I'm going to live as long as I can get.
I don't think that I'm sort of on either camp.
I think you can be reasonable and decide.
I mean, I should also share about a patient recently that –
that I had helped to discover a repurposed drug for.
And I mean, it got him out of the ICU.
And I remember sitting with my team and jumping up and down.
And like, when we got the news that, that he was responding to this medicine, it was like, what was the sickness he had?
He has calcium, the same exact subtype that I have.
Uh, it was just, I was so excited.
I remember I cried tears of joy.
I was so happy that we found this drug for Paul.
The next couple weeks went by and he kept getting better and he got out of the hospital and I got in touch with him and he explained to me, David, this drug got me out of the hospital, it turned everything around, it saved my life, but I feel horrible on it.
It makes me nauseous, I'm vomiting all the time, it's controlling my disease, but I don't like the way that I'm living.
And he was a 70-year-old gentleman and he decided to go off that medicine
for the exact reason you mentioned, Latif, is I want to spend the time that I've got with my kids and with my wife.
And I was like, Paul, but we already found something for you and it got you out.
Like, we've shown that we can do it.
Like, let's try another one.
And he said, no, David, I don't want to.
And then the two of us just cried, you know, tears of sadness, you know, cried tears of joy before that cried tears of sadness.
He knew that if he put me on the case, he knew that I was going to be all in, and he knew that I'd been able to do it once before, but he told me he didn't want to.
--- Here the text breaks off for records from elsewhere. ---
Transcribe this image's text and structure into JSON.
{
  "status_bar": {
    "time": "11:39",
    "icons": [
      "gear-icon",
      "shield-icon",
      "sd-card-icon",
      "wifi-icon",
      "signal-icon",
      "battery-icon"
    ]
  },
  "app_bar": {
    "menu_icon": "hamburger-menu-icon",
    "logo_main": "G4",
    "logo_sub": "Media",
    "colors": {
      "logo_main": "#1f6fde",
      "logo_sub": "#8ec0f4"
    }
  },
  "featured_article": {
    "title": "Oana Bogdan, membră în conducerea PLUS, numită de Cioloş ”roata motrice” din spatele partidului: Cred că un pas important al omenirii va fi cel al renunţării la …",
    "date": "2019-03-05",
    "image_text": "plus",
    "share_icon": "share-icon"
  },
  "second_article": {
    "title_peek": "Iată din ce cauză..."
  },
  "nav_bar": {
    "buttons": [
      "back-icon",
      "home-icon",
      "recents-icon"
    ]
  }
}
I was very sad, but I felt that it was absolutely the right thing, and I 100% respected it.
I understood that for him at this moment in his life, that was the right decision.
And he passed away a few days later.
Maybe that's the big takeaway, is that it seems like everyone wants to tell us what everyone else's decision should be.
So like, it's best for society for you to do this, or it's selfish of you for you to do this.
But I think that maybe that's the real fundamental thing this comes down to.
It's got to be that patient's decision.